A causa dell’emergenza sanitaria Covid-19, il Governo ha dovuto fare ampio ricorso al d.p.c.m. al fine di contenere il dilagare della pandemia.

Il d.p.c.m. è un decreto ministeriale emanato dal Presidente del Consiglio dei ministri. È un atto amministrativo e, come tale, nel sistema delle fonti del diritto, riveste carattere di fonte normativa secondaria, il cui scopo è quello di dare attuazione a leggi o varare regolamenti. La natura di fonte secondaria comporta l’impossibilità per il d.p.c.m. di derogare alla Costituzione o agli atti aventi forza di legge, che infatti si collocano in una posizione subordinata nella gerarchia delle fonti.

A legittimare questo tipo di atti regolamentari è l’articolo 17 della legge 400/1988, che, al comma 3, stabilisce: “Con decreto ministeriale possono essere adottati regolamenti nelle materie di competenza del ministro o di autorità sottordinate al ministro, quando la legge espressamente conferisca tale potere. Tali regolamenti, per materie di competenza di più ministri, possono essere adottati con decreti interministeriali, ferma restando la necessità di apposita autorizzazione da parte della legge.
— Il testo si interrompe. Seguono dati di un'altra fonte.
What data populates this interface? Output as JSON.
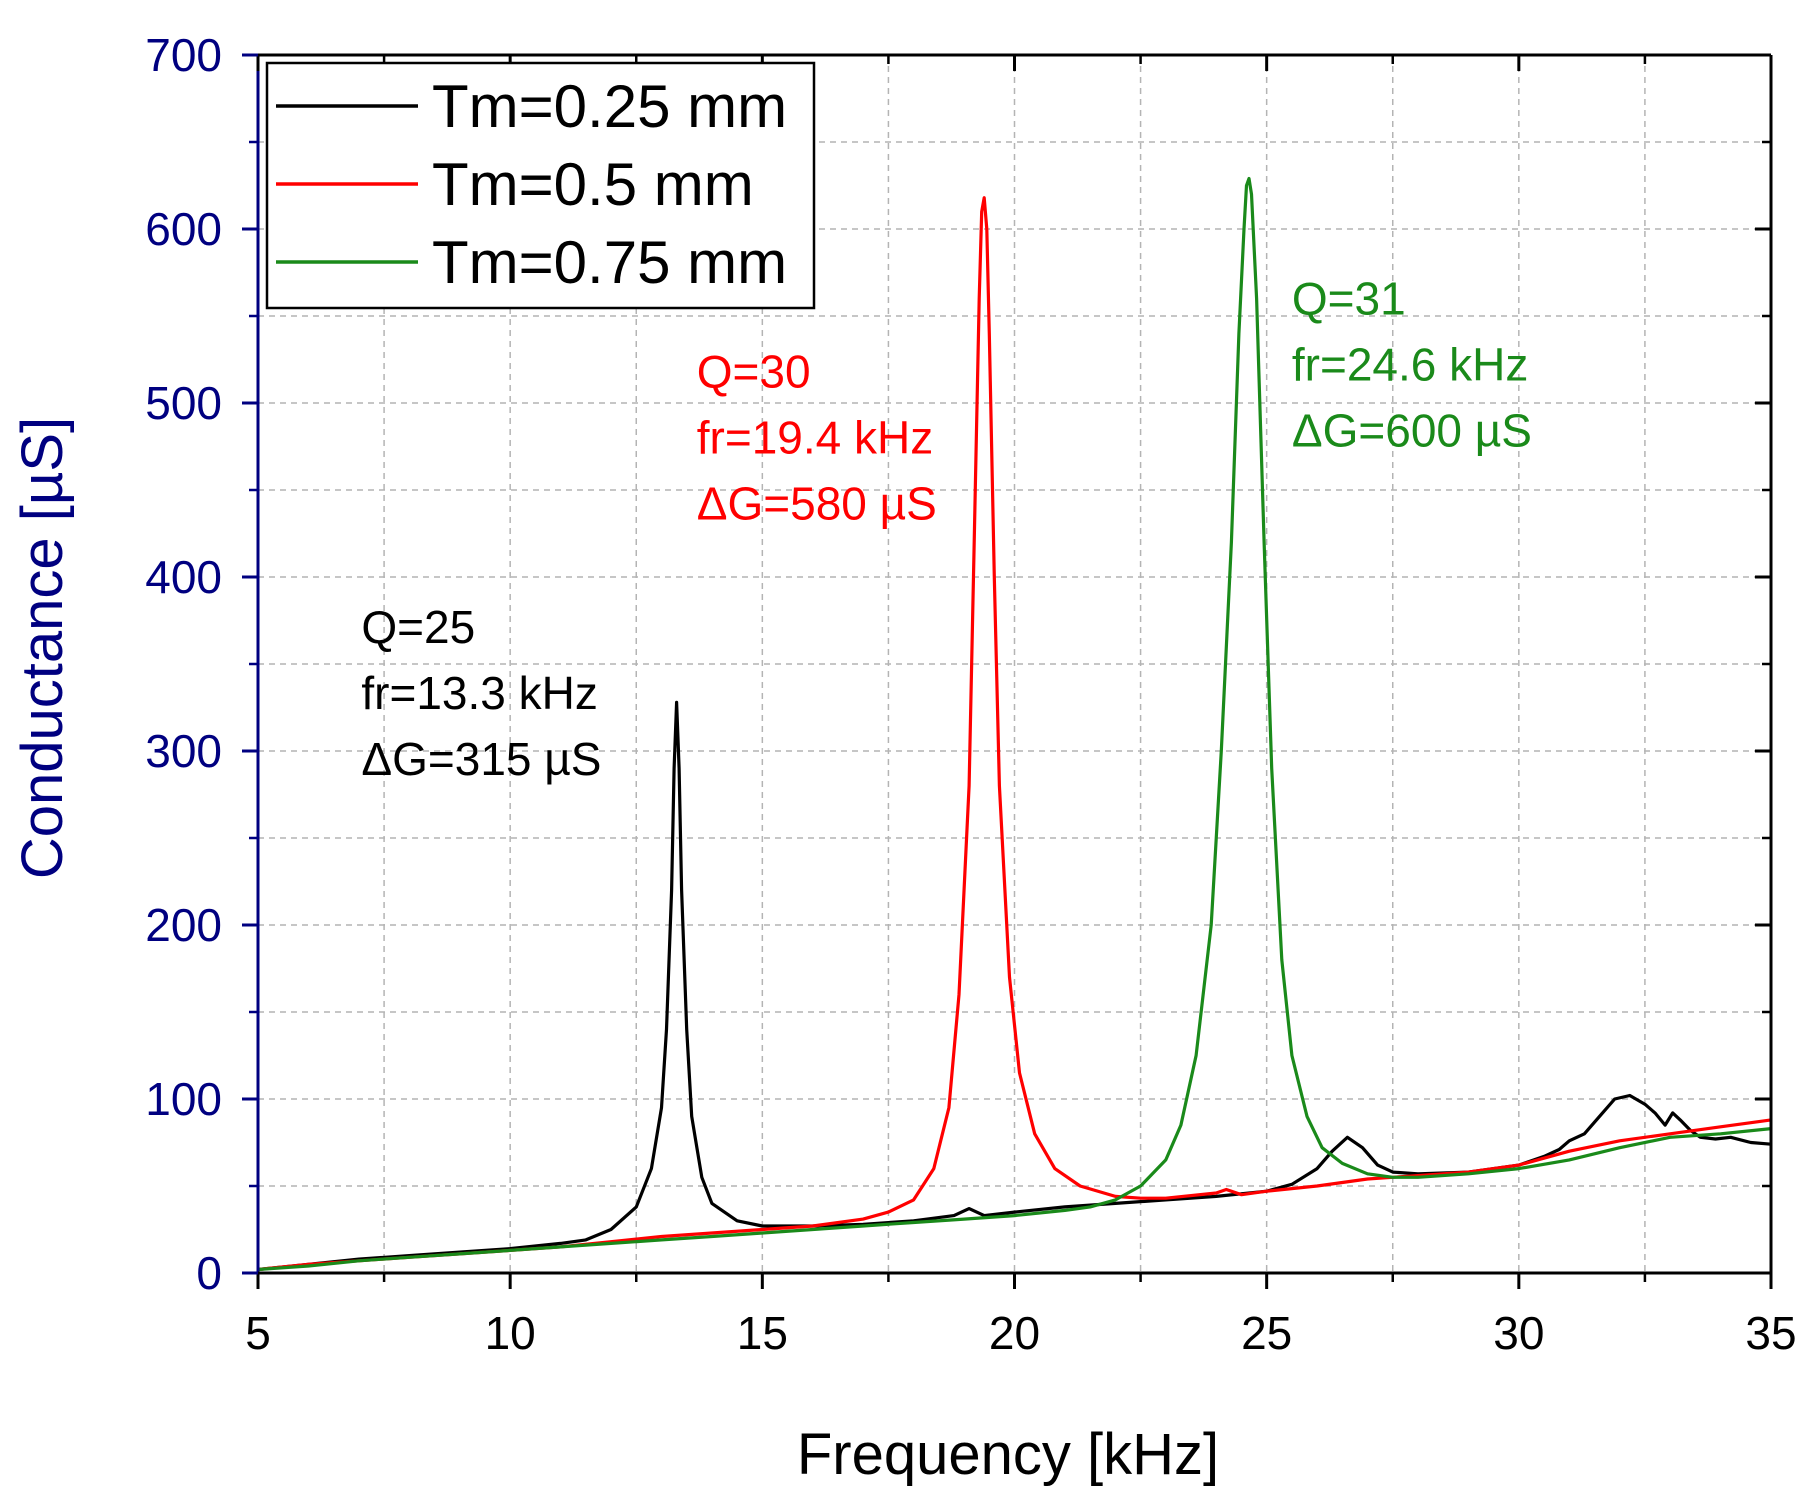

I regolamenti ministeriali ed interministeriali non possono dettare norme contrarie a quelle dei regolamenti emanati dal Governo. Essi debbono essere comunicati al Presidente del Consiglio dei ministri prima della loro emanazione”

I decreti ministeriali, tra i quali troviamo il d.p.c.m., devono quindi essere necessariamente autorizzati da un atto avente forza di legge che, dopo aver dettato i principi fondamentali di una materia, delega al ministro o ai ministri competenti o al Presidente del Consiglio dei ministri l’attuazione degli stessi o la loro più puntuale definizione.

Così è stato anche durante la pandemia, poiché, formalmente, alla base dei d.p.c.m. in materia Covid-19 sono stati emanati il decreto-legge n. 6/2020 e, in seguito, il decreto-legge n. 19/2020, atti aventi forza di legge che, dopo aver elencato le misure di contenimento, ne hanno affidato l’attuazione a uno o più decreti del Presidente del Consiglio dei ministri.

 

La legittimità del d.p.c.m.

Nel corso di questi anni di pandemia sono stati sollevati molti dubbi sulla legittimità dei d.p.c.m., soprattutto con riferimento alle limitazioni poste alle libertà fondamentali degli individui quali, ad esempio, la libera circolazione sul territorio italiano ed estero. Per comprendere e valutare le ragioni che hanno portato all’adozione di questa fonte regolamentare è necessario partire da concetti più generali, ossia dalla classificazione delle fonti di produzione del diritto e dal criterio di gerarchia delle stesse.

Le cosiddette fonti di produzione hanno lo scopo di produrre diritto e si identificano con gli atti e i fatti che l’ordinamento riconosce idonei a produrre norme giuridiche. La legge è la fonte del diritto per antonomasia, ma il sistema delle fonti dell’ordinamento italiano è più articolato e complesso, che può essere rappresentato graficamente come una piramide: al vertice sono collocate le fonti di rango più elevato (Costituzione e leggi di rilievo costituzionale) e, man mano che si procede verso la base, quelle di livello inferiore. Si tratta di una vera e propria gerarchia delle fonti e delle norme giuridiche da esse prodotte, che consente di risolvere eventuali contrasti tra fonti giuridiche.

Il criterio gerarchico stabilisce la prevalenza della fonte di rango superiore rispetto a quella di livello inferiore, precludendo a quest’ultima di derogarvi o di porsi in contrasto con il contenuto della fonte sovraordinata. Così, ad esempio, i regolamenti governativi, quali fonti secondarie, non possono derogare alla legge ordinaria, mentre possono contravvenire a fonti di rango inferiore.